В короткой речи Алексей Максимович объявил, что целью предстоящих дебатов является обнаружение недостатков в произведениях собравшихся.

Одним словом, - добавил быстро освоившийся Пушкин, - выявление недочетов! Прекрасно! Но я хочу на данном отрезке времени выявить также и достижения. В книге моего уважаемого собрата по перу, Малашкина, под названием “Сочинения Евлампия Завалишина о народном комиссаре”, на 120 стр., я прочел: “Кухарка остановилась, оттопырила широкий зад, так что обе половинки отделились друг от друга”. Это блестяще, собрат мой! Какой выпуклый слог!
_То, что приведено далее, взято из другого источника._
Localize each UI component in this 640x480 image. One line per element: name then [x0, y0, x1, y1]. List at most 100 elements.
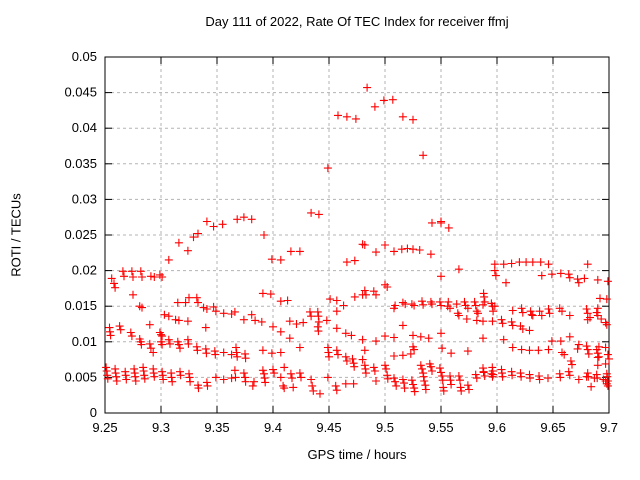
data-point	[419, 372, 428, 381]
data-point	[323, 373, 332, 382]
data-point	[525, 326, 534, 335]
data-point	[295, 369, 304, 378]
data-point	[407, 300, 416, 309]
data-point	[140, 374, 149, 383]
data-point	[111, 283, 120, 292]
data-point	[158, 340, 167, 349]
data-point	[437, 218, 445, 227]
data-point	[426, 297, 435, 306]
data-point	[381, 241, 389, 249]
data-point	[185, 293, 193, 302]
data-point	[110, 279, 118, 288]
data-point	[454, 265, 463, 274]
data-point	[176, 367, 184, 376]
data-point	[400, 379, 408, 388]
data-point	[112, 377, 121, 385]
data-point	[527, 310, 536, 319]
x-tick-label: 9.25	[92, 420, 117, 435]
data-point	[390, 333, 398, 342]
data-point	[424, 334, 433, 343]
data-point	[286, 369, 295, 378]
data-point	[111, 369, 120, 378]
data-point	[211, 350, 220, 359]
data-point	[227, 350, 236, 359]
x-tick-label: 9.65	[540, 420, 565, 435]
data-point	[474, 309, 482, 318]
data-point	[332, 296, 341, 305]
data-point	[526, 374, 534, 383]
data-point	[219, 348, 228, 357]
data-point	[247, 215, 256, 224]
data-point	[447, 380, 456, 389]
data-point	[444, 297, 453, 306]
data-point	[439, 386, 448, 395]
data-point	[129, 290, 137, 299]
data-point	[227, 310, 236, 318]
data-point	[426, 250, 435, 259]
data-point	[564, 270, 573, 279]
data-point	[276, 373, 285, 382]
data-point	[438, 376, 447, 385]
data-point	[239, 213, 248, 222]
data-point	[136, 267, 145, 276]
data-point	[566, 357, 575, 365]
data-point	[276, 327, 285, 336]
data-point	[260, 374, 269, 383]
data-point	[276, 348, 285, 357]
data-point	[307, 375, 316, 384]
data-point	[472, 316, 481, 325]
x-tick-label: 9.5	[376, 420, 394, 435]
data-point	[209, 302, 218, 311]
data-point	[140, 371, 149, 380]
data-point	[227, 374, 236, 383]
data-point	[257, 317, 266, 326]
data-point	[587, 382, 596, 391]
data-point	[583, 369, 592, 378]
data-point	[444, 223, 453, 232]
data-point	[270, 369, 279, 378]
y-tick-label: 0.005	[64, 369, 97, 384]
data-point	[537, 271, 546, 280]
data-point	[582, 342, 591, 351]
data-point	[171, 315, 180, 324]
data-point	[295, 343, 304, 352]
data-point	[456, 376, 464, 385]
data-point	[453, 309, 462, 318]
data-point	[160, 310, 169, 319]
data-point	[593, 311, 602, 320]
data-point	[332, 346, 341, 355]
data-point	[145, 320, 154, 329]
data-point	[507, 317, 516, 326]
data-point	[138, 303, 146, 312]
data-point	[239, 315, 248, 324]
data-point	[508, 321, 517, 330]
data-point	[605, 354, 613, 363]
data-point	[258, 366, 267, 375]
x-tick-label: 9.55	[428, 420, 453, 435]
data-point	[456, 383, 465, 392]
data-point	[426, 362, 435, 371]
data-point	[526, 307, 535, 316]
data-point	[358, 355, 367, 364]
data-point	[159, 375, 168, 384]
data-point	[332, 324, 341, 333]
data-point	[545, 309, 554, 318]
data-point	[454, 372, 463, 380]
data-point	[370, 367, 379, 375]
data-point	[266, 290, 275, 299]
data-point	[362, 290, 370, 299]
data-point	[555, 369, 564, 378]
data-point	[419, 151, 428, 160]
data-point	[258, 289, 267, 298]
data-point	[295, 247, 304, 256]
data-point	[535, 375, 544, 384]
data-point	[522, 258, 531, 267]
data-point	[536, 258, 545, 267]
data-point	[490, 266, 499, 275]
data-point	[565, 273, 574, 282]
data-point	[382, 364, 391, 373]
data-point	[174, 316, 183, 325]
data-point	[241, 377, 250, 386]
data-point	[360, 346, 369, 355]
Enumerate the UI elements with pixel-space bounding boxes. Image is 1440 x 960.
Малашкин, багровея, отошел к подоконнику и оттуда забубнил:

А Лидин-то! Написал в романе “Отступник”, что “пахло запахом конского аммиака”. А никакого конского нет. И коровьего нет. Есть просто аммиак. А конского никакого нет.

Все повернулись в сторону Лидина и долго на него смотре-
ли. Наконец, автора “Отступника” взял под свою защиту Шкловский.

Лидин, конечно, писатель нехороший. Но вот что написал хороший писатель Гоголь в повести “Ночь перед Рождеством”. Написал он так: “Маленькие окна подымались, и сухощавая рука старухи (которые одни только вместе со степенными отцами оставались в избах) высовывалась из окошка с колбасою в руках или куском пирога”. Что это за рука, выросшая на руке же у старухи?

А кто написал, что “Прусская пехота, по-эскадронно гоняясь за казаками…”, - раздался надтреснутый голос Гоголя. - Написано сие в “Краткой и достоверной повести о дворянине Болотове”, в сочинении Шкловского. Вот, где это написано, хотя пехота в эскадронах не ходит.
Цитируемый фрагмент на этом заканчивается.